Thirty-seven days had passed since Hurricane Helene, a Category 4 monster, brought a 15-foot storm surge to Florida’s West Coast on Sept. 26. Today the cleanup and restoration remain far from over for thousands of people—including Amy Falvo, Ph.D., vice president for student life at Eckerd.
She and her husband, Mike, own a home on St. Pete Beach, just a few blocks from the Gulf. They had evacuated to an Airbnb near downtown St. Petersburg, and it wasn’t until three days after Helene had passed that they were allowed access to their home—the one they had purchased only four years earlier and had completely renovated.
“My first thought was disbelief,” Falvo recalls. “Everything was everywhere. The water had receded, but you could tell how much had gotten inside. The waterline on the walls was about three feet high. Things had floated into the backyard. Our couch was in the kitchen …
“It was overwhelming. You don’t know where to start. And there was no information about what you needed to do. All of our neighbors were doing the same thing … just walking around, looking for what can be saved. I made a beeline for some family heirlooms—photographs, portraits, handwritten notes. Some we could save; some we couldn’t.”

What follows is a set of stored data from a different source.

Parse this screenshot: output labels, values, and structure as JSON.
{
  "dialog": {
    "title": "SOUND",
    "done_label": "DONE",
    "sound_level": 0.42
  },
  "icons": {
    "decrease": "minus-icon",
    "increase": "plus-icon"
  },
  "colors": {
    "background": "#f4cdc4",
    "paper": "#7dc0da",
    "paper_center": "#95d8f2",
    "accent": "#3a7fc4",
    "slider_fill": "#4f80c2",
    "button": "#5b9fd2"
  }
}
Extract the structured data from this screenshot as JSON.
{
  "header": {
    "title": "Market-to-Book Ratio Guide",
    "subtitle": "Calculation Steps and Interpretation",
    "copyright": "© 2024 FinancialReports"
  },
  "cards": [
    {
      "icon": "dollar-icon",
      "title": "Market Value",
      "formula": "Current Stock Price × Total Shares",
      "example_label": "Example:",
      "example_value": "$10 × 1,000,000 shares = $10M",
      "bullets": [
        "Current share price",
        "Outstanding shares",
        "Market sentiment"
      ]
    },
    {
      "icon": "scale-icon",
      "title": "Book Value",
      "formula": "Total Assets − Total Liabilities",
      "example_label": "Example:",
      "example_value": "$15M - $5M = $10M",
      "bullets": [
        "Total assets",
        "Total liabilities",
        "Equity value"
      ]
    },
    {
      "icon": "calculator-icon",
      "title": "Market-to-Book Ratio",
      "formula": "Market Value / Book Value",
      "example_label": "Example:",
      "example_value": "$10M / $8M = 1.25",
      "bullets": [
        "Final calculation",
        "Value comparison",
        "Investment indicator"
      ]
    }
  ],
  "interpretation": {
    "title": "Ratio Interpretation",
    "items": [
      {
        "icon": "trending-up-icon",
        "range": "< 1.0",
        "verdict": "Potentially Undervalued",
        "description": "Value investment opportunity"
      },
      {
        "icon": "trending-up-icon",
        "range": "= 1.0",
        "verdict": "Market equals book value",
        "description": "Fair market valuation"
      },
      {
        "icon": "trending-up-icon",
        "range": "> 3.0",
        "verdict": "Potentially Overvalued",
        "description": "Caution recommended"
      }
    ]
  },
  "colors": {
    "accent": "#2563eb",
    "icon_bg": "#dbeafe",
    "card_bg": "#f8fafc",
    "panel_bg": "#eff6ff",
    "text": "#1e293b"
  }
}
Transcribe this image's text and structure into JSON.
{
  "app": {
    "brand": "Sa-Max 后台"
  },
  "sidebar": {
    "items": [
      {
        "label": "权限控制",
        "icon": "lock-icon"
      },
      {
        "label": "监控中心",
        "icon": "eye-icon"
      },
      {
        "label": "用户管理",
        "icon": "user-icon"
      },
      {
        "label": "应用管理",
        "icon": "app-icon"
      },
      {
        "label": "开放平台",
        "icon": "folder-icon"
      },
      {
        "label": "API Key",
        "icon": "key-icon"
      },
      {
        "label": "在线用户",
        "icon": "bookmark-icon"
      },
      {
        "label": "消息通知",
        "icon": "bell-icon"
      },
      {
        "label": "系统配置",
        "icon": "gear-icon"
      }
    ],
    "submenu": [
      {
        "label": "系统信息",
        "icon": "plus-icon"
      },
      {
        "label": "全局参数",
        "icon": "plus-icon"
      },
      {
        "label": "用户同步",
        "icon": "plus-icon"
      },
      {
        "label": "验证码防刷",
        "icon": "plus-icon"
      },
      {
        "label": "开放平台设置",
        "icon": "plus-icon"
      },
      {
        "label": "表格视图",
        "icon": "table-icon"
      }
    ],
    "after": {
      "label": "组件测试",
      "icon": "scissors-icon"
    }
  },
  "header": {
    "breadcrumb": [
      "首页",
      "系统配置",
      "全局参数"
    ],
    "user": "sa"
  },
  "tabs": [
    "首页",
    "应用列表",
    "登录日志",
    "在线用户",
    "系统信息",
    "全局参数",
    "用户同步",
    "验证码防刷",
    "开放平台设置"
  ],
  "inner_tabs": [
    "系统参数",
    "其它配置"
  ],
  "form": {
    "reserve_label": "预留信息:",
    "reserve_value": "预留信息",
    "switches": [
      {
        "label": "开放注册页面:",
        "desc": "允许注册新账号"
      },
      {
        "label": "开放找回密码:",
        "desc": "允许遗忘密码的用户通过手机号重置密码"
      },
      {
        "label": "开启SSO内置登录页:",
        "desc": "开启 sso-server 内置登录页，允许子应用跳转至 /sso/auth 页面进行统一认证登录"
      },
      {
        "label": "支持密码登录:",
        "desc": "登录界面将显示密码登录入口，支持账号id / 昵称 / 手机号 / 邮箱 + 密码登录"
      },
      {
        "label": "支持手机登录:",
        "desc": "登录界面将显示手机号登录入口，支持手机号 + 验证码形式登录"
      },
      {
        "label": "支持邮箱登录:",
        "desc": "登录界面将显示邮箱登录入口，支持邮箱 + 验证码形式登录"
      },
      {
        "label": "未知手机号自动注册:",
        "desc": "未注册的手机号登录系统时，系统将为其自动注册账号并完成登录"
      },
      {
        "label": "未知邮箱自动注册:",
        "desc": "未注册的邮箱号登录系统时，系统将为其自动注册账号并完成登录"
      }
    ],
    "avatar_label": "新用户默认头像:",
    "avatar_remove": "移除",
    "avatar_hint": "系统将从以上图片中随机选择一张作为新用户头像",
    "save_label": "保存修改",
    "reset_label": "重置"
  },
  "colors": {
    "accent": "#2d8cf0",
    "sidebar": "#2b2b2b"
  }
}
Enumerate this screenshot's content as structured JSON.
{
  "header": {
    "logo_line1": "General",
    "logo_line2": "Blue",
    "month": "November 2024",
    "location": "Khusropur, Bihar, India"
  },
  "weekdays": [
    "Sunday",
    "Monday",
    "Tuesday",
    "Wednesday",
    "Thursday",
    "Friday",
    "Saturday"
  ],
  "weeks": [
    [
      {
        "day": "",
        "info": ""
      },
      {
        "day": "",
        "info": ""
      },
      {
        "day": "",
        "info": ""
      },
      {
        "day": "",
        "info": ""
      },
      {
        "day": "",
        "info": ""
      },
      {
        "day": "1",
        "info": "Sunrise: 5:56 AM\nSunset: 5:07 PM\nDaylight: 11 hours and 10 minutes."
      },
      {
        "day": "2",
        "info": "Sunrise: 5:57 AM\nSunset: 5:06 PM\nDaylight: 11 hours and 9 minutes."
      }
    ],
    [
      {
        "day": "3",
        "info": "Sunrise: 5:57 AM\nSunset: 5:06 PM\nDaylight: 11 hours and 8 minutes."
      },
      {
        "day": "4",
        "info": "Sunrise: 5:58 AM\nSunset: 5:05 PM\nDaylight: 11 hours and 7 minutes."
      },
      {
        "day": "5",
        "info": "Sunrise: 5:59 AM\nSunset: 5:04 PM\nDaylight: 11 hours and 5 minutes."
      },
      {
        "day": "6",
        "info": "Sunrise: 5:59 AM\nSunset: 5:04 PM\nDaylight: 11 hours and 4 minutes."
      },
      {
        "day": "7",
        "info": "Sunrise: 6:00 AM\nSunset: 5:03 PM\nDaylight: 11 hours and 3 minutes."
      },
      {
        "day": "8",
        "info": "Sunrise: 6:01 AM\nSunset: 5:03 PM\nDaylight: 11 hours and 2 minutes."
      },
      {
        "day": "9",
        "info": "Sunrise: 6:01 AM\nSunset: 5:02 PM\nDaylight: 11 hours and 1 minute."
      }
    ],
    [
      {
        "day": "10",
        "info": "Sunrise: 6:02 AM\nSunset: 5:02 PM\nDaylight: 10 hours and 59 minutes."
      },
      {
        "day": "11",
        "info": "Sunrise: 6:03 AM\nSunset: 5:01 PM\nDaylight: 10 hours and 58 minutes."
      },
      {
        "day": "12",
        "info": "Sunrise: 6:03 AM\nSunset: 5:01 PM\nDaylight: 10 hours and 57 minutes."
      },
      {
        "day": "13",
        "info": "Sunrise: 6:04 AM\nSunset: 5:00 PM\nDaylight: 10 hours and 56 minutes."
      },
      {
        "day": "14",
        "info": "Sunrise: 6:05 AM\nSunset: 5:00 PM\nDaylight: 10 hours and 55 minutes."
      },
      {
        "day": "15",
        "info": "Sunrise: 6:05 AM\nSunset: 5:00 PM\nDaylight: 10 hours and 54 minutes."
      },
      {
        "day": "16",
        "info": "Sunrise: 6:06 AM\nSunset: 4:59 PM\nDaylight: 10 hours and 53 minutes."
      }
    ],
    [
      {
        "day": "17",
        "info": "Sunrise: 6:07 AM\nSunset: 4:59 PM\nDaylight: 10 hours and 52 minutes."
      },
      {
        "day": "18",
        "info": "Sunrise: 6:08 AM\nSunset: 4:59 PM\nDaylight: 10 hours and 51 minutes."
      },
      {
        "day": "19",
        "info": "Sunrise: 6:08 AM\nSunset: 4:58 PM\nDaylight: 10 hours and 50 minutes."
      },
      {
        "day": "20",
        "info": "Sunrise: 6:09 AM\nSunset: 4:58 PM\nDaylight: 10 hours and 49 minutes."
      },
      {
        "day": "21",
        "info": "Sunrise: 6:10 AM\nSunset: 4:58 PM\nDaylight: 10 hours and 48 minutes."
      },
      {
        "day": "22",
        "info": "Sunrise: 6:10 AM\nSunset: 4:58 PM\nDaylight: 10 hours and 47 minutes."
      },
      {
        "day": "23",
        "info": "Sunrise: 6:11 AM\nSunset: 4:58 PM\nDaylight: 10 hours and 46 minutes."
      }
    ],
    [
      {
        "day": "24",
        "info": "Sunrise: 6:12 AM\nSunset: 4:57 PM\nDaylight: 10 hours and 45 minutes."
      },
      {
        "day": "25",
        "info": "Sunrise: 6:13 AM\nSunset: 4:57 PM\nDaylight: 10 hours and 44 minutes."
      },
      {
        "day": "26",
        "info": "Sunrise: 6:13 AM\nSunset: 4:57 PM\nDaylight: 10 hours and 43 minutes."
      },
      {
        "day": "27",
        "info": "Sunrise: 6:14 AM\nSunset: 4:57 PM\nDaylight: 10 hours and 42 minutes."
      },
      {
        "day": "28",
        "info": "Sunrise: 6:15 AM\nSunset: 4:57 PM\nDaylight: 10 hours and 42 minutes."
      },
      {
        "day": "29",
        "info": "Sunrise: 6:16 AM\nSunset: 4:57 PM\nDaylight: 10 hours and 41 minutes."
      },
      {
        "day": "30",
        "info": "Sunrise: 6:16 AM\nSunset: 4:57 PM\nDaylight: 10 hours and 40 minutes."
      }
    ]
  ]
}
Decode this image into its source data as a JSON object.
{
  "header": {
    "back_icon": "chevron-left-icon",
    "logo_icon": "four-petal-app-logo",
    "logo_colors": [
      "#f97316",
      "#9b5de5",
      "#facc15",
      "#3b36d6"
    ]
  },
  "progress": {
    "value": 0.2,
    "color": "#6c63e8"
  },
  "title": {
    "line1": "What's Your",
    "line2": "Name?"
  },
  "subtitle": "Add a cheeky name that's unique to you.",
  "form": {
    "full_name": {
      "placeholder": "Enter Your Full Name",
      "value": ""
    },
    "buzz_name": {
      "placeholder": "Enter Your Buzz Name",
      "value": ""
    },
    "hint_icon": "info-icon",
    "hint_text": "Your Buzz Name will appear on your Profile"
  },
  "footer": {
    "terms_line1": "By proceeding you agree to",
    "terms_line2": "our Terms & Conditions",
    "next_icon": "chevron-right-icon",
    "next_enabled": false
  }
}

The Falvos removed just about everything from inside their house. But they still faced the hardest job of all: knocking out the water-damaged walls and ceilings. So Amy reached out to Adam Guerin, Ph.D., associate professor of history at Eckerd who had been organizing groups of students, alumni and staff to help anyone who needed it.
Whole athletics teams also signed up and began working on projects across St. Petersburg between Hurricanes Helene and Milton. Guerin dispatched the Eckerd cohort.
“In four hours, all the walls and ceilings were done,” Falvo says. “It was dirty work. There was dust, insulation …
“It just further solidified my love for the Eckerd community,” she adds. “I remember taking a photo of the crew while they were working, and thinking how blessed we are to be a part of this community that’s willing to give up a Saturday to help us in our darkest hour. They were so gracious.”
The couple is now living in their sixth Airbnb. “We still don’t have electricity,” Falvo says. “They have to rewire our whole house.” There also are paperwork issues with FEMA and the City of St. Pete Beach, and until those are ironed out, Falvo adds, “We just keep moving around.
“But for us, the help from the students and alumni was uplifting. It was one step closer to getting us back on our feet.”
The Eckerd students—including Kate Murray, a senior geosciences major from Downers Grove, Illinois—understand that. “I was shocked at how bad their house was,” Kate says. “I work with Amy, and even though she had so much work to do for the school after the storms, you wouldn’t know her house was destroyed. She always has a smile on her face.
“They kept saying that we could leave at any time,” Kate adds. “And that any help is huge. I was so glad we could be there. There are so many people who can’t go through the recovery process on their own. They have kids or jobs, or they can’t do it financially or physically. There are so many people who need help.
“It feels wrong not to do something.”
The other Eckerd volunteers were seniors Nic Silard, an environmental studies and political science student from Annapolis, Maryland, and Jimmy Knudsen, a marine science student from Valley, Nebraska, along with alumni Rachel Mueller ’24 and Zachary Austin ’21—Eckerd angels all.